As one protester noted to GlobalPost, America’s earliest founding documents were composed by unelected men who were simply victorious in war.

“And how about the Magna Carta? That was hundreds of years ago. You’ve had hundreds of years to work on your democracy. We’ve had 80,” said 45-year-old protester Ai Pasuksomjit. (Thailand is eight decades removed from the direct rule of kings.)

“American democracy is good for Americans,” he said. “Can’t we have our own style?”

Many of the 30-plus protesters interviewed by GlobalPost expressed a sense of existential dread — a belief that Thailand is increasingly slipping into the hands of politicians without no moral integrity.

This feeling may be amplified by the frail state of Thailand’s 86-year-old king, Bhumibol Adulyadej, the world’s longest reigning monarch. As with systems in the United Kingdom or Spain, Thailand’s monarch is enshrined as head of state — a role presented as loftier than the rough world of electoral politics.

But the comparisons to England’s scandal-ridden royals end there. Thailand’s king is upheld as the sacrosanct pinnacle of Thai society. Speaking ill of the king is a criminal act enshrined in the constitution. Even those who have criticized the palace with irreverent innuendo have been imprisoned.

Because of his advanced age, the king’s public appearances are infrequent. But his image in Thailand is omnipresent: on massive signs, on the kingdom’s currency and on portraits hanging in shops and homes. Every film screened in Thai cinemas is preceded by a reel depicting his good works and scenes of Thais sobbing with gratitude.

Of the 30-plus protesters interviewed by GlobalPost, many said they’ve joined the protests to protect the monarchy’s future against power-hungry politicians. Roughly one in seven uprising supporters surveyed by the US-based Asia Foundation also said they came out to “protect the monarchy.”
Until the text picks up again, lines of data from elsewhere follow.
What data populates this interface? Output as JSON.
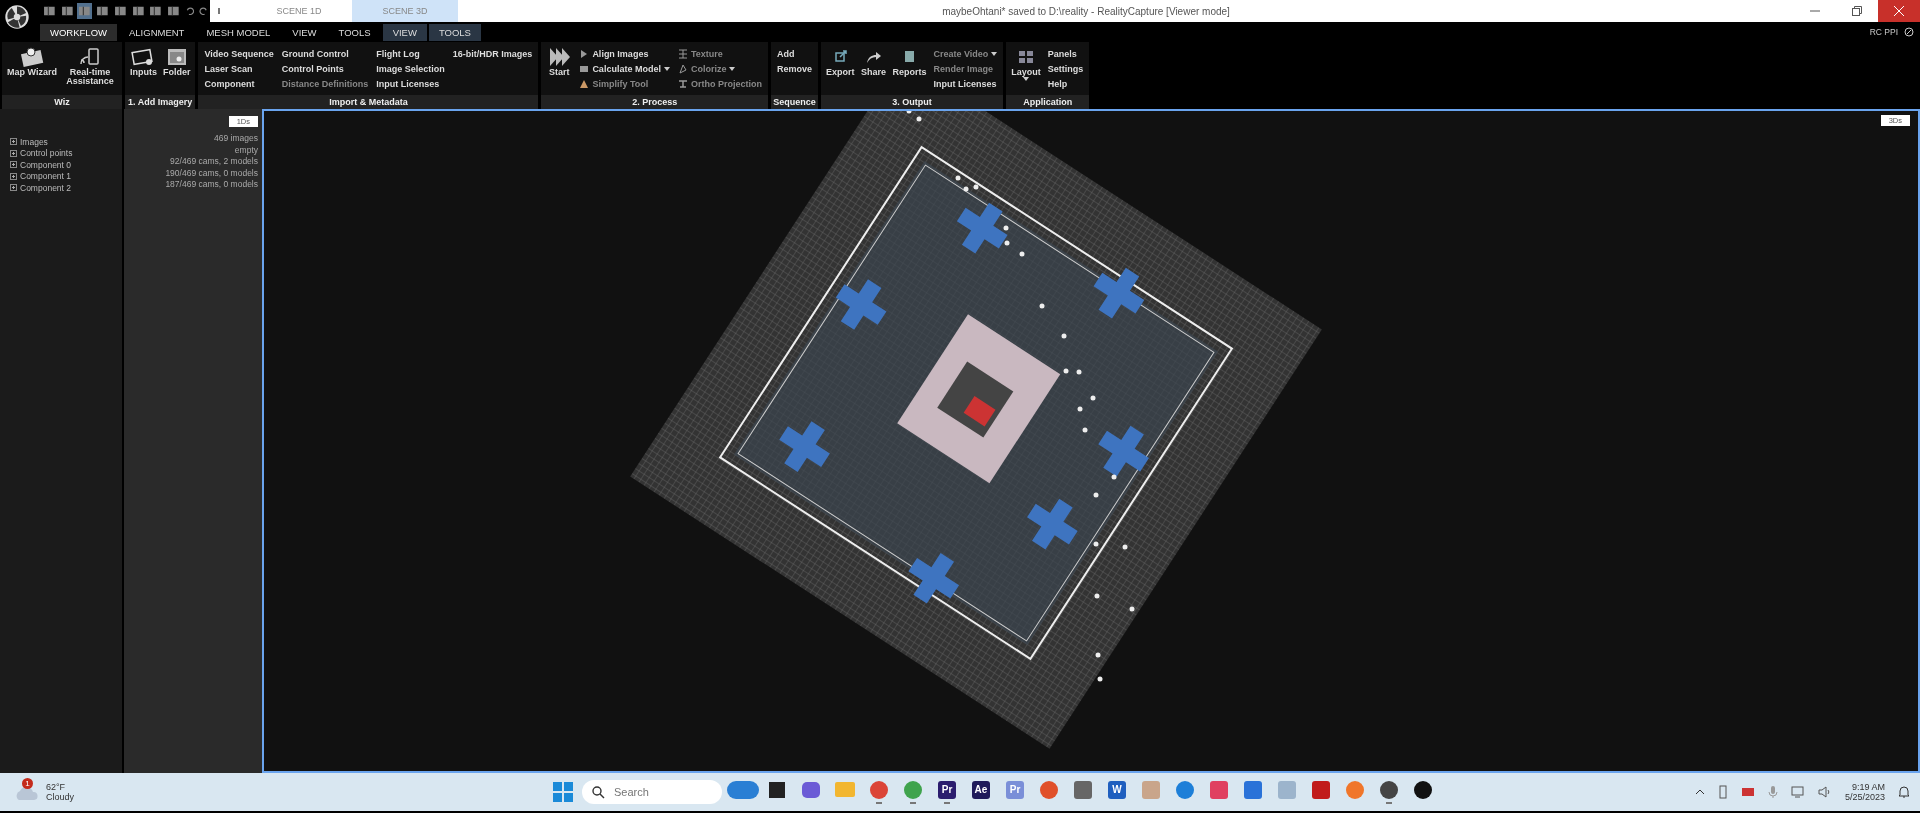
{
  "scene_tabs": [
    {
      "label": "SCENE 1D",
      "selected": false
    },
    {
      "label": "SCENE 3D",
      "selected": true
    }
  ],
  "window": {
    "title": "maybeOhtani* saved to D:\\reality - RealityCapture [Viewer mode]"
  },
  "status": "RC PPI",
  "menu_tabs": [
    {
      "label": "WORKFLOW",
      "selected": true,
      "kind": "main"
    },
    {
      "label": "ALIGNMENT",
      "selected": false,
      "kind": "main"
    },
    {
      "label": "MESH MODEL",
      "selected": false,
      "kind": "main"
    },
    {
      "label": "VIEW",
      "selected": false,
      "kind": "main"
    },
    {
      "label": "TOOLS",
      "selected": false,
      "kind": "main"
    },
    {
      "label": "VIEW",
      "selected": false,
      "kind": "context"
    },
    {
      "label": "TOOLS",
      "selected": false,
      "kind": "context"
    }
  ],
  "ribbon": [
    {
      "label": "Wiz",
      "large": [
        {
          "label": "Map Wizard",
          "kind": "map"
        },
        {
          "label": "Real-time Assistance",
          "kind": "device"
        }
      ]
    },
    {
      "label": "1. Add Imagery",
      "large": [
        {
          "label": "Inputs",
          "kind": "inputs"
        },
        {
          "label": "Folder",
          "kind": "folder"
        }
      ]
    },
    {
      "label": "Import & Metadata",
      "columns": [
        [
          {
            "label": "Video Sequence",
            "disabled": false
          },
          {
            "label": "Laser Scan",
            "disabled": false
          },
          {
            "label": "Component",
            "disabled": false
          }
        ],
        [
          {
            "label": "Ground Control",
            "disabled": false
          },
          {
            "label": "Control Points",
            "disabled": false
          },
          {
            "label": "Distance Definitions",
            "disabled": true
          }
        ],
        [
          {
            "label": "Flight Log",
            "disabled": false
          },
          {
            "label": "Image Selection",
            "disabled": false
          },
          {
            "label": "Input Licenses",
            "disabled": false
          }
        ],
        [
          {
            "label": "16-bit/HDR Images",
            "disabled": false
          }
        ]
      ]
    },
    {
      "label": "2. Process",
      "large": [
        {
          "label": "Start",
          "kind": "start"
        }
      ],
      "columns": [
        [
          {
            "label": "Align Images",
            "disabled": false
          },
          {
            "label": "Calculate Model",
            "disabled": false,
            "dropdown": true
          },
          {
            "label": "Simplify Tool",
            "disabled": true
          }
        ],
        [
          {
            "label": "Texture",
            "disabled": true
          },
          {
            "label": "Colorize",
            "disabled": true,
            "dropdown": true
          },
          {
            "label": "Ortho Projection",
            "disabled": true
          }
        ]
      ]
    },
    {
      "label": "Sequence",
      "columns": [
        [
          {
            "label": "Add",
            "disabled": false
          },
          {
            "label": "Remove",
            "disabled": false
          }
        ]
      ]
    },
    {
      "label": "3. Output",
      "large": [
        {
          "label": "Export",
          "kind": "export"
        },
        {
          "label": "Share",
          "kind": "share"
        },
        {
          "label": "Reports",
          "kind": "reports"
        }
      ],
      "columns": [
        [
          {
            "label": "Create Video",
            "disabled": true,
            "dropdown": true
          },
          {
            "label": "Render Image",
            "disabled": true
          },
          {
            "label": "Input Licenses",
            "disabled": false
          }
        ]
      ]
    },
    {
      "label": "Application",
      "large": [
        {
          "label": "Layout",
          "kind": "layout",
          "dropdown": true
        }
      ],
      "columns": [
        [
          {
            "label": "Panels",
            "disabled": false
          },
          {
            "label": "Settings",
            "disabled": false
          },
          {
            "label": "Help",
            "disabled": false
          }
        ]
      ]
    }
  ],
  "panel_1d": {
    "badge": "1Ds",
    "items": [
      {
        "label": "Images",
        "value": "469 images"
      },
      {
        "label": "Control points",
        "value": "empty"
      },
      {
        "label": "Component 0",
        "value": "92/469 cams, 2 models"
      },
      {
        "label": "Component 1",
        "value": "190/469 cams, 0 models"
      },
      {
        "label": "Component 2",
        "value": "187/469 cams, 0 models"
      }
    ]
  },
  "view_3d": {
    "badge": "3Ds"
  },
  "taskbar": {
    "weather": {
      "temp": "62°F",
      "condition": "Cloudy",
      "badge": "1"
    },
    "search": {
      "placeholder": "Search"
    },
    "apps": [
      {
        "kind": "bing",
        "color": "#2a7fd4",
        "active": false
      },
      {
        "kind": "taskview",
        "color": "#222222",
        "active": false
      },
      {
        "kind": "chat",
        "color": "#6b5bd6",
        "active": false
      },
      {
        "kind": "folder",
        "color": "#f2b630",
        "active": false
      },
      {
        "kind": "circle",
        "color": "#db4437",
        "active": true
      },
      {
        "kind": "circle",
        "color": "#3fa34d",
        "active": true
      },
      {
        "kind": "tile",
        "color": "#2b1d6e",
        "label": "Pr",
        "active": true
      },
      {
        "kind": "tile",
        "color": "#1f1a5a",
        "label": "Ae",
        "active": false
      },
      {
        "kind": "tile",
        "color": "#7a8fd8",
        "label": "Pr",
        "active": false
      },
      {
        "kind": "circle",
        "color": "#e0502a",
        "active": false
      },
      {
        "kind": "tile",
        "color": "#666666",
        "active": false
      },
      {
        "kind": "tile",
        "color": "#1f5fbf",
        "label": "W",
        "active": false
      },
      {
        "kind": "tile",
        "color": "#c9a58a",
        "active": false
      },
      {
        "kind": "circle",
        "color": "#1d7fd8",
        "active": false
      },
      {
        "kind": "tile",
        "color": "#e04060",
        "active": false
      },
      {
        "kind": "tile",
        "color": "#2a72d8",
        "active": false
      },
      {
        "kind": "tile",
        "color": "#9cb4cc",
        "active": false
      },
      {
        "kind": "tile",
        "color": "#c11b1b",
        "active": false
      },
      {
        "kind": "circle",
        "color": "#f0762a",
        "active": false
      },
      {
        "kind": "circle",
        "color": "#444444",
        "active": true
      },
      {
        "kind": "circle",
        "color": "#111111",
        "active": false
      }
    ],
    "time": "9:19 AM",
    "date": "5/25/2023"
  }
}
“The big thing I can’t stand is any insult to the monarchy,” said Dtam Wejjapinan, a 30-year-old office worker and frequent protester. “I think some people want to put politicians like Thaksin on a pedestal like a president.” (In Thai, “president” is a loaded political term because it refers to a republic instead of a constitutional monarchy.)

“How many other countries would understand a democracy with a monarchy? There are only a couple of countries left with a constitutional monarchy with actual clout,” said Marc Osatananda, a 32-year-old, US-educated brand consultant who has helped shut down Thailand’s polling stations. “I think Thailand has a winning formula. But we’re still working on it.”